In [None]:
import numpy as np
import pandas as pd
import warnings
import matplotlib.pyplot as plt
import seaborn as sns
warnings.filterwarnings("ignore")

In [None]:
from numpy.random import seed
seed(42)
import tensorflow as tf
tf.random.set_seed(42)
import random
random.seed(42)

In [None]:
from google.colab import drive
drive.mount('/content/drive')

In [None]:
# reading in csv
file_path = '/content/drive/My Drive/DS340/CHD_men.csv'
male_data = pd.read_csv(file_path, sep=";")

male_data.head(10)

In [None]:
# Building CNN model based off of CNN structure from paper 2
# had to keep padding as "same" - does not match the paper
# also changed from softmax to sigmoid, as sigmoid is better for binary classification
def gender_model(hp):
    model = Sequential()

    # Layer 1: Dense layer w/ 64 neurons, batch normalization, ReLU activation and dropout
    # hyperparameter tuning ==> # of neurons
    model.add(Dense(units = hp.Int('Dense1_neuonrs', min_value = 32, max_value = 512, step = 32),
                    input_shape=(11, 1)))
    model.add(BatchNormalization())
    model.add(ReLU())
    model.add(Dropout(hp.Float('Dense1_dropout', min_value = 0.1, max_value = 0.5, step = 0.05)))
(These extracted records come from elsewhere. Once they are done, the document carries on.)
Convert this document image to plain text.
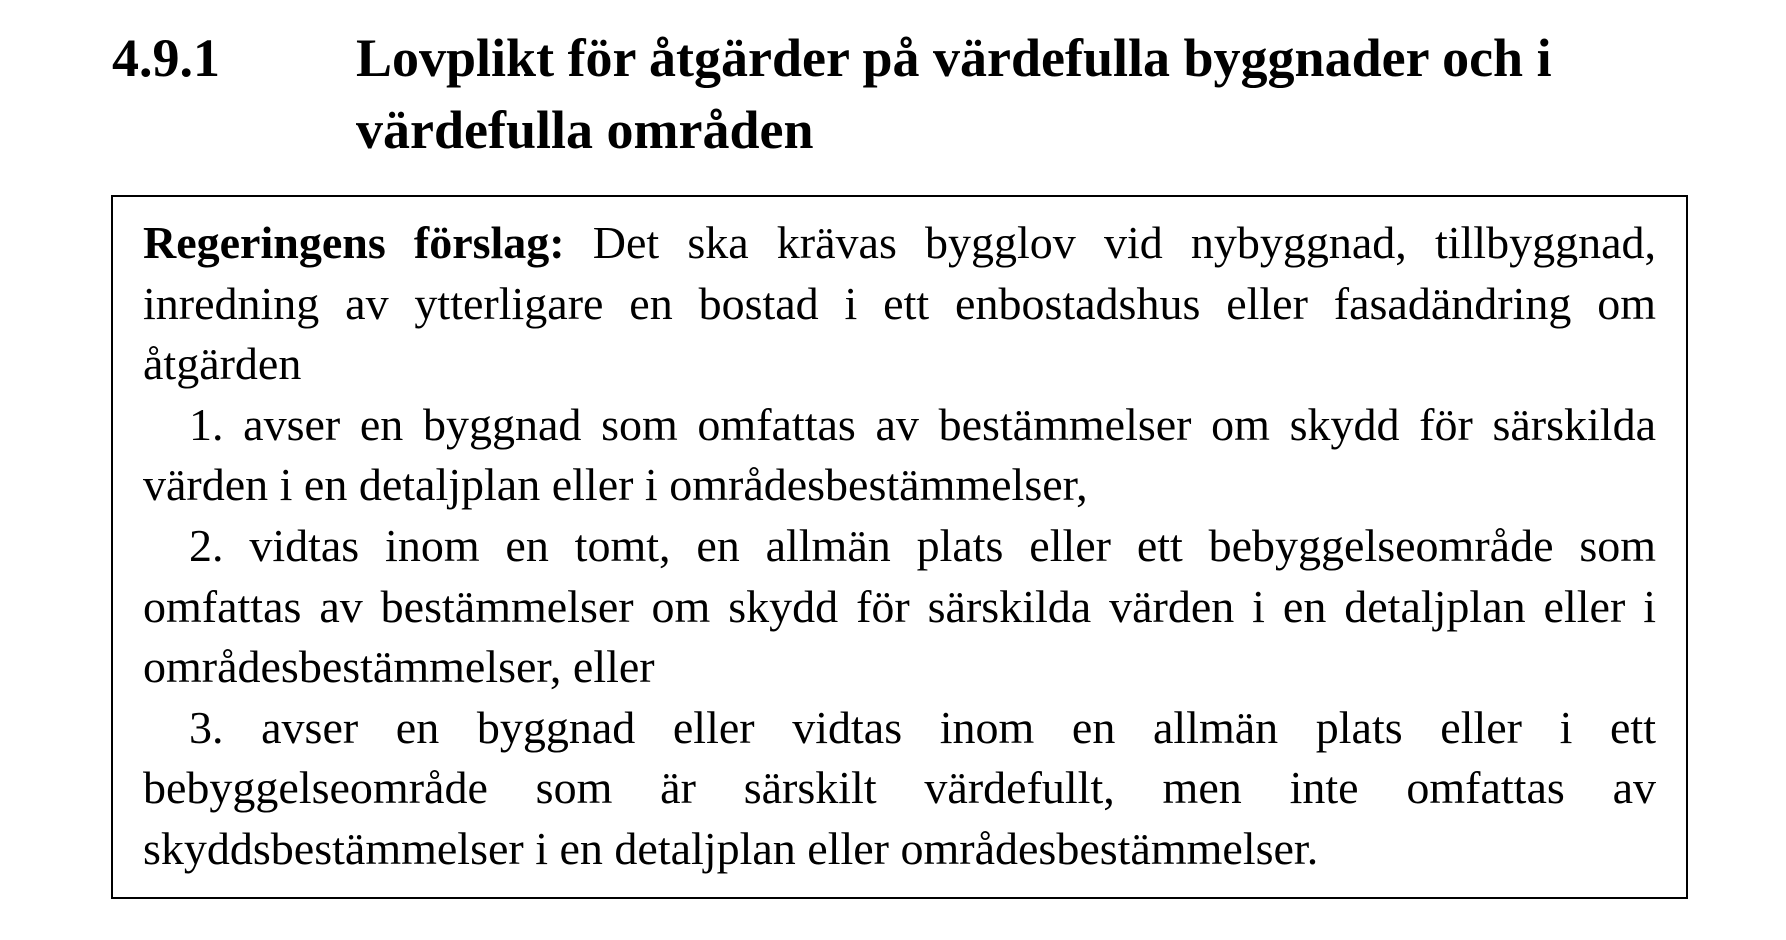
4.9.1	Lovplikt för åtgärder på värdefulla byggnader och i värdefulla områden

Regeringens förslag: Det ska krävas bygglov vid nybyggnad, tillbyggnad, inredning av ytterligare en bostad i ett enbostadshus eller fasadändring om åtgärden

1. avser en byggnad som omfattas av bestämmelser om skydd för särskilda värden i en detaljplan eller i områdesbestämmelser,

2. vidtas inom en tomt, en allmän plats eller ett bebyggelseområde som omfattas av bestämmelser om skydd för särskilda värden i en detaljplan eller i områdesbestämmelser, eller

3. avser en byggnad eller vidtas inom en allmän plats eller i ett bebyggelseområde som är särskilt värdefullt, men inte omfattas av skyddsbestämmelser i en detaljplan eller områdesbestämmelser.
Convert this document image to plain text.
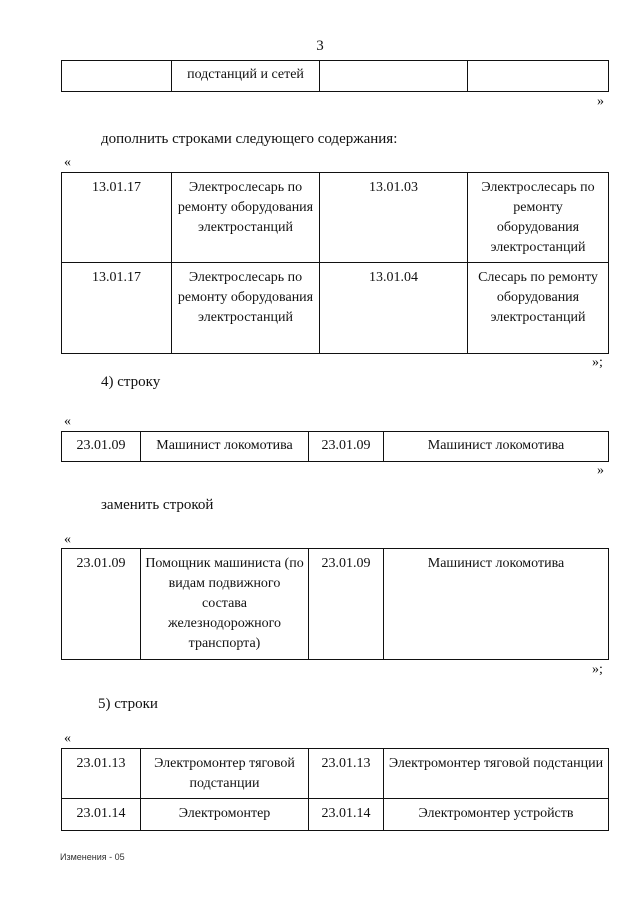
3
	подстанций и сетей		
»
дополнить строками следующего содержания:
«
13.01.17	Электрослесарь по ремонту оборудования электростанций	13.01.03	Электрослесарь по ремонту оборудования электростанций
13.01.17	Электрослесарь по ремонту оборудования электростанций	13.01.04	Слесарь по ремонту оборудования электростанций
»;
4) строку
«
23.01.09	Машинист локомотива	23.01.09	Машинист локомотива
»
заменить строкой
«
23.01.09	Помощник машиниста (по видам подвижного состава железнодорожного транспорта)	23.01.09	Машинист локомотива
»;
5) строки
«
23.01.13	Электромонтер тяговой подстанции	23.01.13	Электромонтер тяговой подстанции
23.01.14	Электромонтер	23.01.14	Электромонтер устройств
Изменения - 05
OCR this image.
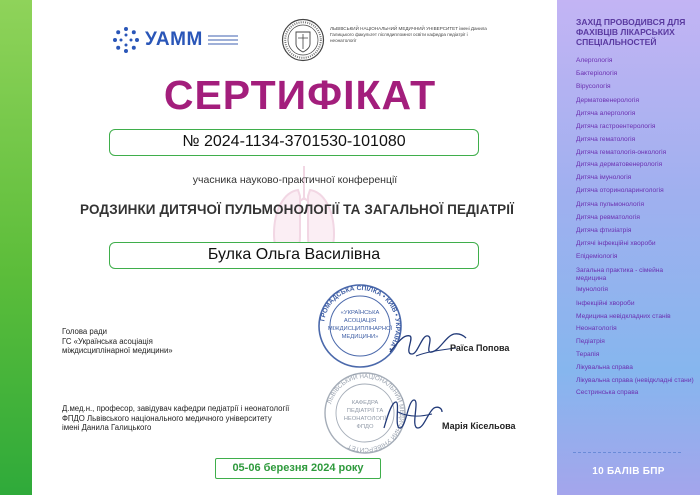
УАММ
ЛЬВІВСЬКИЙ НАЦІОНАЛЬНИЙ МЕДИЧНИЙ УНІВЕРСИТЕТ імені Данила Галицького факультет післядипломної освіти кафедра педіатрії і неонатології
СЕРТИФІКАТ
№ 2024-1134-3701530-101080
учасника науково-практичної конференції
РОДЗИНКИ ДИТЯЧОЇ ПУЛЬМОНОЛОГІЇ ТА ЗАГАЛЬНОЇ ПЕДІАТРІЇ
Булка Ольга Василівна
Голова ради
ГС «Українська асоціація
міждисциплінарної медицини»
ГРОМАДСЬКА СПІЛКА • КИЇВ • УКРАЇНА •
«УКРАЇНСЬКА
АСОЦІАЦІЯ
МІЖДИСЦИПЛІНАРНОЇ
МЕДИЦИНИ»
Раїса Попова
Д.мед.н., професор, завідувач кафедри педіатрії і неонатології
ФПДО Львівського національного медичного університету
імені Данила Галицького
ЛЬВІВСЬКИЙ НАЦІОНАЛЬНИЙ МЕДИЧНИЙ УНІВЕРСИТЕТ
КАФЕДРА
ПЕДІАТРІЇ ТА
НЕОНАТОЛОГІЇ
ФПДО	Марія Кісельова
05-06 березня 2024 року
ЗАХІД ПРОВОДИВСЯ ДЛЯ ФАХІВЦІВ ЛІКАРСЬКИХ СПЕЦІАЛЬНОСТЕЙ
Алергологія
Бактеріологія
Вірусологія
Дерматовенерологія
Дитяча алергологія
Дитяча гастроентерологія
Дитяча гематологія
Дитяча гематологія-онкологія
Дитяча дерматовенерологія
Дитяча імунологія
Дитяча оториноларингологія
Дитяча пульмонологія
Дитяча ревматологія
Дитяча фтизіатрія
Дитячі інфекційні хвороби
Епідеміологія
Загальна практика - сімейна медицина
Імунологія
Інфекційні хвороби
Медицина невідкладних станів
Неонатологія
Педіатрія
Терапія
Лікувальна справа
Лікувальна справа (невідкладні стани)
Сестринська справа
10 БАЛІВ БПР
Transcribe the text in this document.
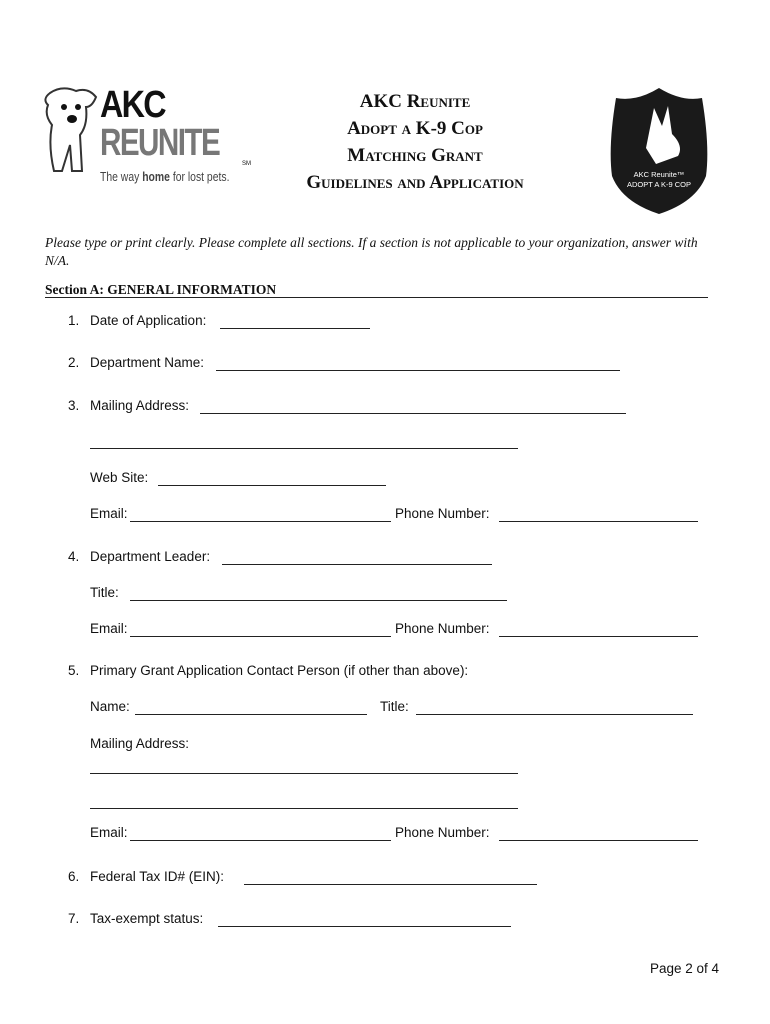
AKC
REUNITE	SM
The way home for lost pets.
AKC Reunite
Adopt a K-9 Cop
Matching Grant
Guidelines and Application	AKC Reunite™
ADOPT A K-9 COP
Please type or print clearly. Please complete all sections. If a section is not applicable to your organization, answer with N/A.
Section A: GENERAL INFORMATION
1. Date of Application:
2. Department Name:
3. Mailing Address:
Web Site:
Email:	Phone Number:
4. Department Leader:
Title:
Email:	Phone Number:
5. Primary Grant Application Contact Person (if other than above):
Name:	Title:
Mailing Address:
Email:	Phone Number:
6. Federal Tax ID# (EIN):
7. Tax-exempt status:
Page 2 of 4
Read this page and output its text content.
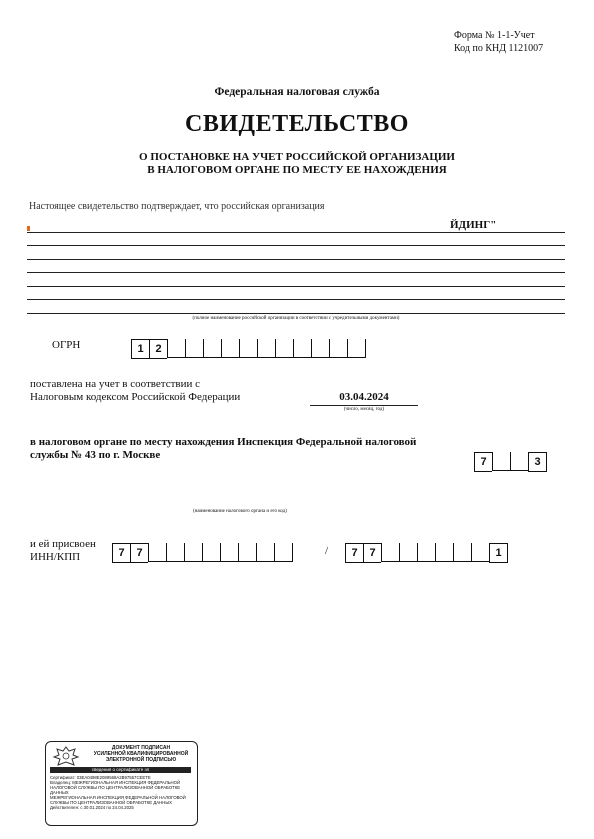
Форма № 1-1-Учет
Код по КНД 1121007
Федеральная налоговая служба
СВИДЕТЕЛЬСТВО
О ПОСТАНОВКЕ НА УЧЕТ РОССИЙСКОЙ ОРГАНИЗАЦИИ
В НАЛОГОВОМ ОРГАНЕ ПО МЕСТУ ЕЕ НАХОЖДЕНИЯ
Настоящее свидетельство подтверждает, что российская организация
ЙДИНГ"
(полное наименование российской организации в соответствии с учредительными документами)
ОГРН	1	2
поставлена на учет в соответствии с
Налоговым кодексом Российской Федерации	03.04.2024
(число, месяц, год)
в налоговом органе по месту нахождения Инспекция Федеральной налоговой
службы № 43 по г. Москве
7	3
(наименование налогового органа и его код)
и ей присвоен
ИНН/КПП	7	7	/	7	7	1
ДОКУМЕНТ ПОДПИСАН
УСИЛЕННОЙ КВАЛИФИЦИРОВАННОЙ
ЭЛЕКТРОННОЙ ПОДПИСЬЮ
сведения о сертификате эп
Сертификат: 03EA0498E2089568A2B97557CEETE
Владелец: МЕЖРЕГИОНАЛЬНАЯ ИНСПЕКЦИЯ ФЕДЕРАЛЬНОЙ НАЛОГОВОЙ СЛУЖБЫ ПО ЦЕНТРАЛИЗОВАННОЙ ОБРАБОТКЕ ДАННЫХ
МЕЖРЕГИОНАЛЬНАЯ ИНСПЕКЦИЯ ФЕДЕРАЛЬНОЙ НАЛОГОВОЙ СЛУЖБЫ ПО ЦЕНТРАЛИЗОВАННОЙ ОБРАБОТКЕ ДАННЫХ
Действителен: с 30.01.2024 по 24.04.2025
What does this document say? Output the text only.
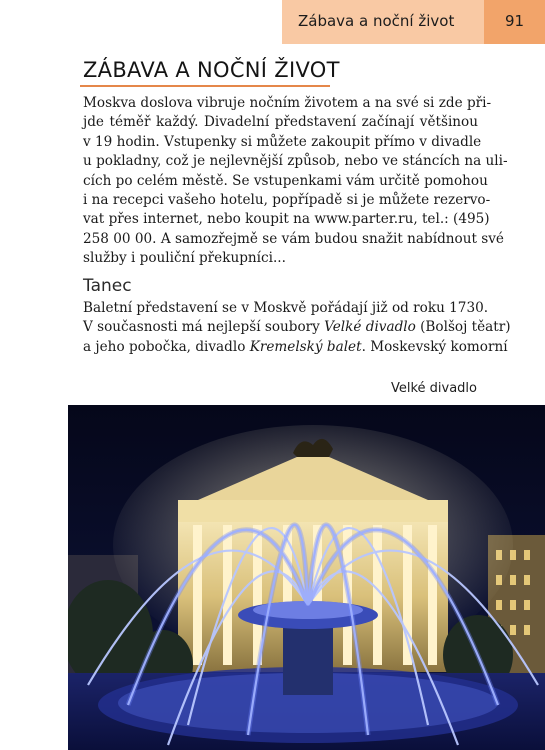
Zábava a noční život	91
ZÁBAVA A NOČNÍ ŽIVOT
Moskva doslova vibruje nočním životem a na své si zde při-
jde téměř každý. Divadelní představení začínají většinou
v 19 hodin. Vstupenky si můžete zakoupit přímo v divadle
u pokladny, což je nejlevnější způsob, nebo ve stáncích na uli-
cích po celém městě. Se vstupenkami vám určitě pomohou
i na recepci vašeho hotelu, popřípadě si je můžete rezervo-
vat přes internet, nebo koupit na www.parter.ru, tel.: (495)
258 00 00. A samozřejmě se vám budou snažit nabídnout své
služby i pouliční překupníci...
Tanec
Baletní představení se v Moskvě pořádají již od roku 1730.
V současnosti má nejlepší soubory Velké divadlo (Bolšoj těatr)
a jeho pobočka, divadlo Kremelský balet. Moskevský komorní
Velké divadlo
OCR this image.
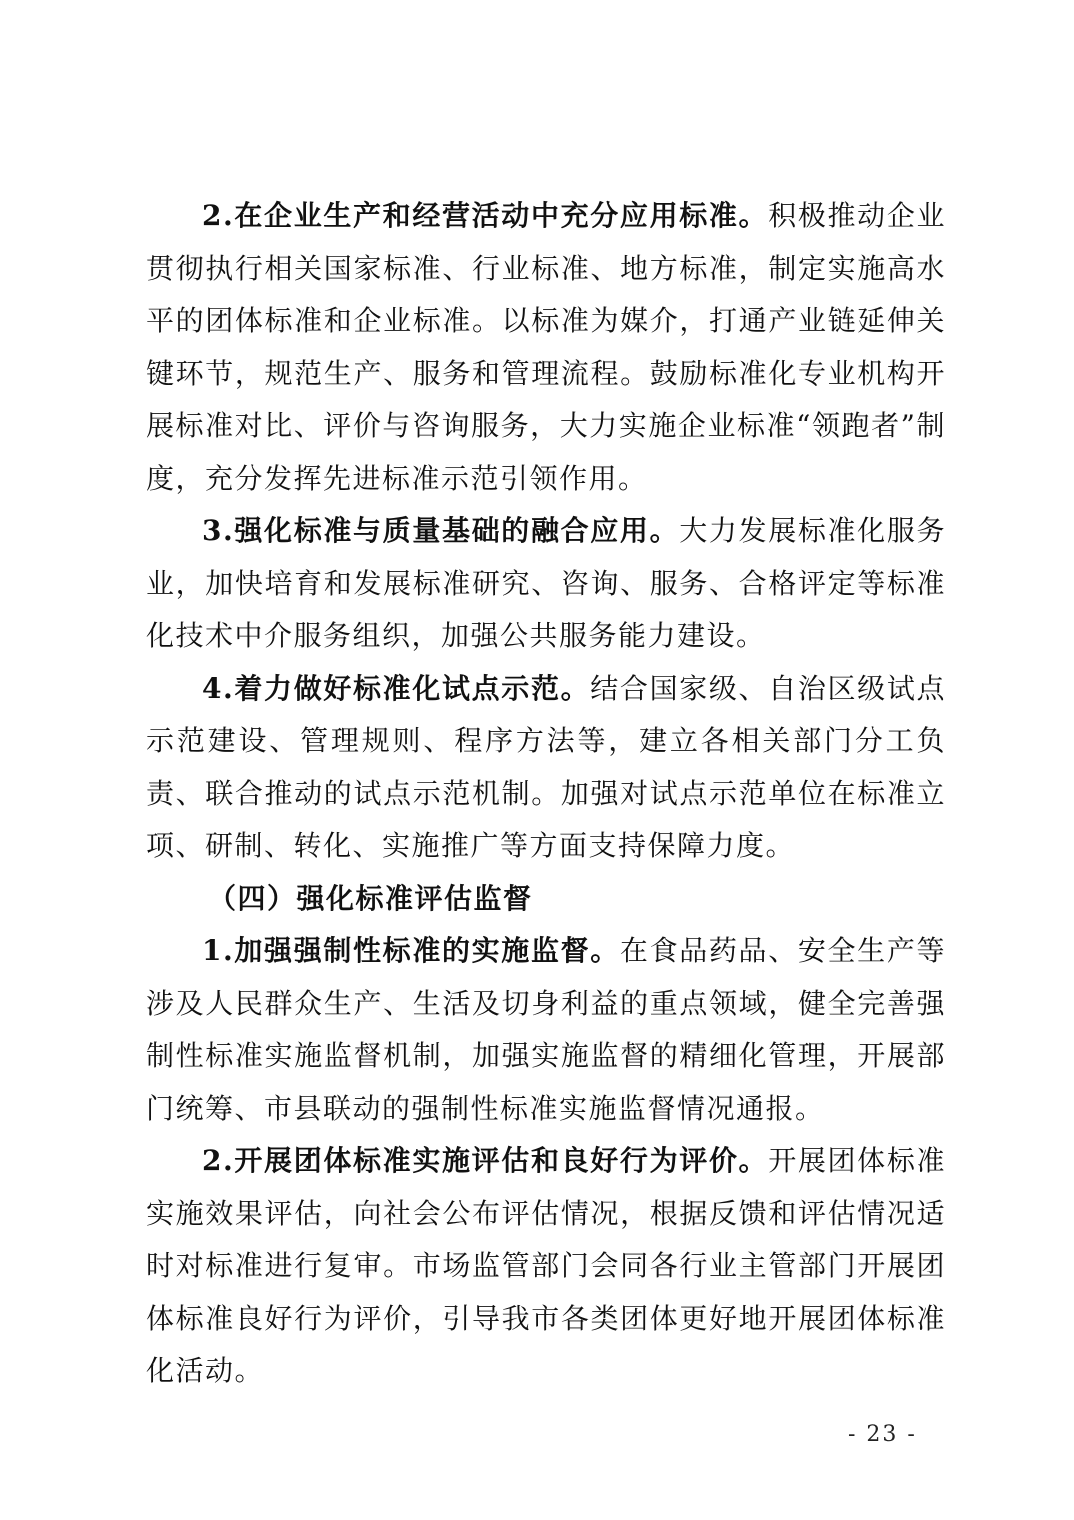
2.在企业生产和经营活动中充分应用标准。积极推动企业贯彻执行相关国家标准、行业标准、地方标准，制定实施高水平的团体标准和企业标准。以标准为媒介，打通产业链延伸关键环节，规范生产、服务和管理流程。鼓励标准化专业机构开展标准对比、评价与咨询服务，大力实施企业标准“领跑者”制度，充分发挥先进标准示范引领作用。

3.强化标准与质量基础的融合应用。大力发展标准化服务业，加快培育和发展标准研究、咨询、服务、合格评定等标准化技术中介服务组织，加强公共服务能力建设。

4.着力做好标准化试点示范。结合国家级、自治区级试点示范建设、管理规则、程序方法等，建立各相关部门分工负责、联合推动的试点示范机制。加强对试点示范单位在标准立项、研制、转化、实施推广等方面支持保障力度。

（四）强化标准评估监督

1.加强强制性标准的实施监督。在食品药品、安全生产等涉及人民群众生产、生活及切身利益的重点领域，健全完善强制性标准实施监督机制，加强实施监督的精细化管理，开展部门统筹、市县联动的强制性标准实施监督情况通报。

2.开展团体标准实施评估和良好行为评价。开展团体标准实施效果评估，向社会公布评估情况，根据反馈和评估情况适时对标准进行复审。市场监管部门会同各行业主管部门开展团体标准良好行为评价，引导我市各类团体更好地开展团体标准化活动。

- 23 -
    # Layer 2: Convolutional layer w/ 2 filters, kernel size of 4, no padding, 2 strides, Batch Normalization, ReLU and average pooling
    model.add(Conv1D(filters=2,
                     kernel_size= 4,
                     strides = 2,
                     padding = 'same'))
    model.add(BatchNormalization())
    model.add(ReLU())
    #model.add(GlobalAveragePooling1D())


    # Layer 3: Convolutional layer w/ 4 filters, kernel size of 4, no padding, 2 strides, Batch Normalization, ReLU and average pooling
    model.add(Conv1D(filters=4,
                     kernel_size = 6,
                     strides = 2,
                     padding = 'same'))
    model.add(BatchNormalization())
    model.add(ReLU())
    #model.add(GlobalAveragePooling1D())

    # had to add because of errors
    model.add(Flatten())

    # Layer 4: Dense layer with 512 neurons, Batch normalization, ReLU and dropout
    # Hyperparameter tuning ==> # of neurons
    model.add(Dense(units = hp.Int('Dense2_neurons', min_value = 32, max_value = 512, step = 32)))
    model.add(BatchNormalization())
    model.add(ReLU())
    model.add(Dropout(hp.Float('Dense2_dropout', min_value = 0.1, max_value = 0.5, step = 0.05)))

    # Layer 5: Dense layer with 1 neuron
    model.add(Dense(units=1, activation='sigmoid'))

    model.compile(optimizer='adam', loss='binary_crossentropy', metrics=['accuracy'])
    return model

In [None]:
X_male = male_data.drop(columns=['gender', 'cardio'])
y_male = male_data['cardio']

X_train_full, X_test, y_train_full, y_test = train_test_split(X_male, y_male, test_size=0.2, random_state=42, stratify=y_male)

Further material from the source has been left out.